Although there has been some editorial controversy in the past as to when this Walter died, it can now be proven that he was dead by March 1547. If the Meldrum-poems were written after Meldrum’s death in 1550, we would have to accept that Lyndsay assigned to him an executor whom everyone knew to be dead. Maddeningly, this is not entirely impossible: Sir Walter is described as one “Quhilk knawis the coistis of feistis funeral” (“who knows the costs of funeral ceremonies,” line 25). Is this a sly allusion to Walter’s own funeral? But it is an awkward and unmotivated joke if so, whereas one can assume that the head of the Scottish knights of St John — a man who was almost certainly a veteran of the grim defence of Rhodes in 1522 — would have been more than familiar with chivalric funerals.
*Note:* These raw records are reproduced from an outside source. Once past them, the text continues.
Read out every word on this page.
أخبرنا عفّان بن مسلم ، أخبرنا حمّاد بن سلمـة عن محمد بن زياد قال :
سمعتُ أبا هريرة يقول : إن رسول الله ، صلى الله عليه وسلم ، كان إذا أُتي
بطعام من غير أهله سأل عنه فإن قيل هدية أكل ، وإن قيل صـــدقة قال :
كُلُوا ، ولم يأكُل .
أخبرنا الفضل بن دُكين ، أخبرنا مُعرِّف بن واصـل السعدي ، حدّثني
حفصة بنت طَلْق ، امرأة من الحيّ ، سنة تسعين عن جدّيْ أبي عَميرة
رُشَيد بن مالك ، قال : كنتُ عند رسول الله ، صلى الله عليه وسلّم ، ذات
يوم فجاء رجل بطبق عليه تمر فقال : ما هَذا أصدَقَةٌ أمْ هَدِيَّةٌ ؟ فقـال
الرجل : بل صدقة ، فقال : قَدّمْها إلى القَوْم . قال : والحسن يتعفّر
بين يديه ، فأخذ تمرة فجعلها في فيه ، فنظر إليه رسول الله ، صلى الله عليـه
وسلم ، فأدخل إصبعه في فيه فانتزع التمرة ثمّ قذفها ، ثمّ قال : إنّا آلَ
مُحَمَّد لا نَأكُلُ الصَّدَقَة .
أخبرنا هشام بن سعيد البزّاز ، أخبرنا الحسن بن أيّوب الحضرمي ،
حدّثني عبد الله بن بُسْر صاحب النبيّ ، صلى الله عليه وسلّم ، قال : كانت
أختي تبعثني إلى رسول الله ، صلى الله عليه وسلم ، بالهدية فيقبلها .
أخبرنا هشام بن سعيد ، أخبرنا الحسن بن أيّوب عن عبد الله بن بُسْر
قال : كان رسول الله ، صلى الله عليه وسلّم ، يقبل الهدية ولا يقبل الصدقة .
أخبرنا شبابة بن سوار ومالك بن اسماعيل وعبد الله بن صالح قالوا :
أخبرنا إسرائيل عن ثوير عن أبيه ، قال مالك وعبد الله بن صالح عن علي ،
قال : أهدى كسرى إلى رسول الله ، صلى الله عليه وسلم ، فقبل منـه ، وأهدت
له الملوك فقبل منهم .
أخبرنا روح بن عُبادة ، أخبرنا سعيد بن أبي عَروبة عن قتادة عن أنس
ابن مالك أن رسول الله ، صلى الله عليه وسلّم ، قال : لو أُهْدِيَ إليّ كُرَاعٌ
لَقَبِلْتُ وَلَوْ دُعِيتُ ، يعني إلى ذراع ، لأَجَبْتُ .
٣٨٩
The simpler reading of Walter’s inclusion here is that, at the time of writing, Sir Walter was as alive as his fellow executors, and this means that Meldrum was too.
Am I happy with my “Date of the Poem” section now? “Happy” is a relative term for editors: I am satisfied that I have done all I can to solve this problem. I think.
Rhiannon Purdie is Senior Lecturer in Medieval English and Older Scots at the University of St Andrews, Scotland. In 2016 she spent a semester as a Fulbright Research Scholar at the Robbins Library, University of Rochester.